Wednesday, 27 May 2015
Crimes against Humanity
Forget ISIS, forget Assad, forget Putin for that matter. The dictators, despots, fundamentalists and killers that grace the front pages of our newspapers are a side-show, a distraction from the greatest scourge of our time; addiction.
Recent statistics released by the journal Addiction in the 2014 Global statistics on addictive behaviours report illuminate the vast, worldwide scale of mankind’s subjugation by addictive substances and behaviours. It shows that five percent of the entire human race struggle with alcoholism (some 240 million people), and that a fifth of all human beings are addicted to tobacco. There are over a billion smokers on planet earth, each compelled by their addiction to inhale cancerous chemicals that will end their lives prematurely. In addition to this there are 180 million cannabis users. There are thought to be 150 million problem gamblers in the world and a far smaller number of people intravenously inject drugs (a mere 15 million).
These are conservative estimates, and they do not show the massive collateral damage that addiction does to the families and loved ones of addicts, whose lives are wrecked and whose own behaviours are distorted beyond recognition in order to cope with addiction in their lives.

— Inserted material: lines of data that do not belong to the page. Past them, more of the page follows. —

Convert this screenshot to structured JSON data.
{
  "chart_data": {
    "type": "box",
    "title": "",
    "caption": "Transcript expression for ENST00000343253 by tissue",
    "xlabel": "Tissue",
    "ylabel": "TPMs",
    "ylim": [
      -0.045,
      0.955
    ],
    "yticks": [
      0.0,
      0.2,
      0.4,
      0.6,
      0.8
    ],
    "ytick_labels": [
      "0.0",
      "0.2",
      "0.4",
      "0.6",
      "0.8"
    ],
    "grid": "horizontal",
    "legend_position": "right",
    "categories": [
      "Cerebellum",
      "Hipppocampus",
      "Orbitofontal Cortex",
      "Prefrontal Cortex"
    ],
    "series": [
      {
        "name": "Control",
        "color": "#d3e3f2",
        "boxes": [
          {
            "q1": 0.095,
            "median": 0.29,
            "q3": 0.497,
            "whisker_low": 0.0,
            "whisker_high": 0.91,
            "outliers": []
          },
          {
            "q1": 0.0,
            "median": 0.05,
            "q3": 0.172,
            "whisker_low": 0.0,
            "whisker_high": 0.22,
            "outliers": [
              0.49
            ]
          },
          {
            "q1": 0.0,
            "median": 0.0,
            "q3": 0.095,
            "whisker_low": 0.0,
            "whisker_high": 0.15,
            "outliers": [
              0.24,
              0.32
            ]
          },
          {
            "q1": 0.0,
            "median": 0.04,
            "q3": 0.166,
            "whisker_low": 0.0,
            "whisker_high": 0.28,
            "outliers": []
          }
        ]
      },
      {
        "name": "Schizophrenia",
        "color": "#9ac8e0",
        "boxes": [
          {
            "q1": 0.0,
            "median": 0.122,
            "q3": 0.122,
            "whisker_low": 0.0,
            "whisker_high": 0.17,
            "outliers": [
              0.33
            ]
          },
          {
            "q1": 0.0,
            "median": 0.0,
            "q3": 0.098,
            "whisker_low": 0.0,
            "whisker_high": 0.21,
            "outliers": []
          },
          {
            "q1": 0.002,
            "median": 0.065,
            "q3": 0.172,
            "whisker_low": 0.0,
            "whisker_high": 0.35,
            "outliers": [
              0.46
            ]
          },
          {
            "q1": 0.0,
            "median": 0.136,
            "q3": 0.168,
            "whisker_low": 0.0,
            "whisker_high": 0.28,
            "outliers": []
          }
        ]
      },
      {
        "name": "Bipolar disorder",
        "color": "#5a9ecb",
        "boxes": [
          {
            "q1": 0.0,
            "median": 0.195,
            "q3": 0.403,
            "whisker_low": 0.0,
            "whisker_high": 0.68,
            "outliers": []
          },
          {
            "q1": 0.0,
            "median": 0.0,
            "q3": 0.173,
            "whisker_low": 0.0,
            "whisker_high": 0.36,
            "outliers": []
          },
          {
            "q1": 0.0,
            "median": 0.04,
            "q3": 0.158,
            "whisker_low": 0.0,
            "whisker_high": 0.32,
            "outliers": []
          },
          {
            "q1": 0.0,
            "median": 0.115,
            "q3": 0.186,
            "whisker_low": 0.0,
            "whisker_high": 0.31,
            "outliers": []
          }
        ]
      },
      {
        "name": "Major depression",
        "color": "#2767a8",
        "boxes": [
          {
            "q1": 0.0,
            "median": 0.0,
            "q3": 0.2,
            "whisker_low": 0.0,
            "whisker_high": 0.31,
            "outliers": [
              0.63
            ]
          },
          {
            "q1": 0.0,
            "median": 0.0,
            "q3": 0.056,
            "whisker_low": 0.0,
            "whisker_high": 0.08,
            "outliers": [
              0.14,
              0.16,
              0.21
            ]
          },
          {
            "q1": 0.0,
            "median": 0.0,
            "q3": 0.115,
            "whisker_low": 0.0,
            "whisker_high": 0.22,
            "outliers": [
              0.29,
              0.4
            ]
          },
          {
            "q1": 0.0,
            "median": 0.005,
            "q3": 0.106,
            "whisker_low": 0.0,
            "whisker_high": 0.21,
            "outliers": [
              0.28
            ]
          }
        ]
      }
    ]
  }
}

The statistics do not show the suffering of entire societies in Central and South America, West Africa and South East Asia that have seen a bloody and fruitless war on drugs simply hand unaccountable power over to criminal elites. They do not show the millions of intelligent, industrious and productive people around the world who have been dragged through courts, prisons and recently in Indonesia, in front of firing squads as governments react in the only way they seem to know how to the challenge of addiction. The loss of potential to the human race of this disease is almost beyond the ability of anyone to calculate, but, like global warming, it seems to be an issue that the political classes of the world are constitutionally incapable of addressing. Our cautious, impotent and craven leaders, terrified of ill-informed howls of rage from newspaper columnists who feel qualified to hold forth on any and all moral panics, do nothing more than prohibit, punish and push away the problem. They do a very good job of mimicking the behaviours that are commonly found in homes where addiction rules the roost ‘don’t speak, don’t say, don’t challenge, don’t feel, don’t think, don’t admit’, in behaving in this way, the governments of the world aid addiction every single day.
What, then, is to be done? The proponents of legalisation argue that controlling, taxing and licensing drug use is the only way to limit the harm it causes. Perhaps.
There is another solution to the problem of addiction, but one which lies far beyond the skill sets of our current leaders. It requires nothing short of an existential revolution, a reformation of meaning to take place across the world. Addiction is the practice of self-annihilation; it is the consumption of a substance or the engagement in a behaviour in order to flee from one’s self. Surely, by posing the question as to why so many millions of human beings wish to escape from the only life they have or will ever know, we can work towards, not only a solution to addiction but a solution to the problem of ‘human-ness’. Life never creates a crisis without also presenting the seeds of opportunity and in addiction lies a potential springboard to the future, its victims are so numerous they present a critical mass and if, together, they can speak with one voice and tell the rest of the world their experience, the results might just be revolutionary.